I worked on a product we launched into the market with MVP just to gauge the market pulse and the further direction, roadmap and strategy we should be embracing. But we did not know what kind of data to capture, what to analyse and how to build our strategy to start with, and we did not also wanted to lose initial data from user’s interaction with the product. So we dumped all interaction data including all transport headers etc. into a NoSQL database. Later on, after a couple of months, we processed this huge data using HDFS and Hadoop. We analysed it using machine learning algorithms to give insights on potential markets, user preferences and sentiments, business intelligence and much more that helped in defining the roadmap, strategy and feature improvement. This indicates how powerful and useful big data technology is and how much it adds value.
Big data can be powerful and disruptive to consumers and citizens. It has also now started to impact some sciences as well, for example molecular biology which after Human Genome Project has embraced Big Data in big way. Traditionally, something like cancer is tackled with a patchwork of cause-and-effect conceptual models, each one understandable by a normal human being. But now the emerging alternative is to understand something like cancer by "integrating" big data, which tackles it more effectively by measuring as many variables and features as possible in as many cancers as that can be captured and using powerful models to capture subtle relationships in the data without making any claims about what causes those relationships.
Internet of Things
The other big and emerging area where Big Data has a huge impact is Internet of Things (IoT) - another buzzword or fad, so you may say. IoT is a fast-growing constellation of internet-connected sensors attached to a wide variety of "things." Sensors can take a multitude of possible measurements, internet connections can be wired or wireless, while "things" can literally be any object (living or inanimate) to which you can attach or embed a sensor. If you carry a smartphone, for example, you become a multi-sensor IoT "thing," and many of your day-to-day activities can be tracked, analysed and acted upon. Millions or possibly billions of internet-connected “things” will produce massive amount of data, and that will need to leverage big data technology and data science to store, analyse and act upon.

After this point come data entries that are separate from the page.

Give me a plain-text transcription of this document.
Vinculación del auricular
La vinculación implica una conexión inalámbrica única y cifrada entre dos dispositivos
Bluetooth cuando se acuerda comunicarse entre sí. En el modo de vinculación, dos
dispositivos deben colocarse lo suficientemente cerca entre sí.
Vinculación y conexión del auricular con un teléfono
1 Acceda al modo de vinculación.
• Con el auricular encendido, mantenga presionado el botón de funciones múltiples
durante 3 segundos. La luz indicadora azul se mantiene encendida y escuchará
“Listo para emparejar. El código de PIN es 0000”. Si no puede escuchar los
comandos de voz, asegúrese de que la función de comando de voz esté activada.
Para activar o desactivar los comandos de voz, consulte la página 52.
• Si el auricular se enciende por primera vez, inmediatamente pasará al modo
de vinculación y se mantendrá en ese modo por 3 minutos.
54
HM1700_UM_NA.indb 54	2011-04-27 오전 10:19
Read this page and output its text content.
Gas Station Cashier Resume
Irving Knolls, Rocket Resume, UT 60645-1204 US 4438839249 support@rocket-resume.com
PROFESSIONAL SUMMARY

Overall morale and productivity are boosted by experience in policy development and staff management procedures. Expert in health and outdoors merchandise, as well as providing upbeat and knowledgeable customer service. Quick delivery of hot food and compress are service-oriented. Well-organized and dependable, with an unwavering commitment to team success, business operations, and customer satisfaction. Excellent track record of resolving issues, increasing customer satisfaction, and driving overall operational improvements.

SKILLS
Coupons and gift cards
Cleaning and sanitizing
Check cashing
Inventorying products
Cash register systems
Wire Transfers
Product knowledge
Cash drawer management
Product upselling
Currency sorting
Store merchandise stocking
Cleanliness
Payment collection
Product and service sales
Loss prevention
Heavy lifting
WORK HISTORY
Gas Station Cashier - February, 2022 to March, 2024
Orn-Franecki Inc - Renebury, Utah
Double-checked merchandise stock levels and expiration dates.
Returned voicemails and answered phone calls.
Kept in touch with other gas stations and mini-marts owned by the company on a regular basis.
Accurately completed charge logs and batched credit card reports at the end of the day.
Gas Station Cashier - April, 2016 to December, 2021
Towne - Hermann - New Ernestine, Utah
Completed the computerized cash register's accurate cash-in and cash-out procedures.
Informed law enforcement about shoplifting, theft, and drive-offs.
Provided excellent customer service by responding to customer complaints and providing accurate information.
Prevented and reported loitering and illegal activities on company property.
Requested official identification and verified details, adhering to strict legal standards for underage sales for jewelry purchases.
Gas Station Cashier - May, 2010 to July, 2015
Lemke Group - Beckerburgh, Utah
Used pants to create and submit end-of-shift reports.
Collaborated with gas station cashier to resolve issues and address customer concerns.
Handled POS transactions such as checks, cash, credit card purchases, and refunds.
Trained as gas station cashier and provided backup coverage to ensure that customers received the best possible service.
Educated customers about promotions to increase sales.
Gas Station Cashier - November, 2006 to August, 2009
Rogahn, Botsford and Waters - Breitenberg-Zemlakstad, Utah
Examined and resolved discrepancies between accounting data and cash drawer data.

The term may be the fad – not the concepts it deals with. People may be concerned about the size of data to be termed as “Big”. But in reality, it is not about peta bytes or zetta bytes only. The “volume” part of it is a moving target. What is big today may not remain big tomorrow, as companies/technologies become better and better at handling large amount of data. The term may fade but not what it refers to. When the hype surrounding Big Data dies down, it will most likely be because massive data has become the new normal, not because it has disappeared.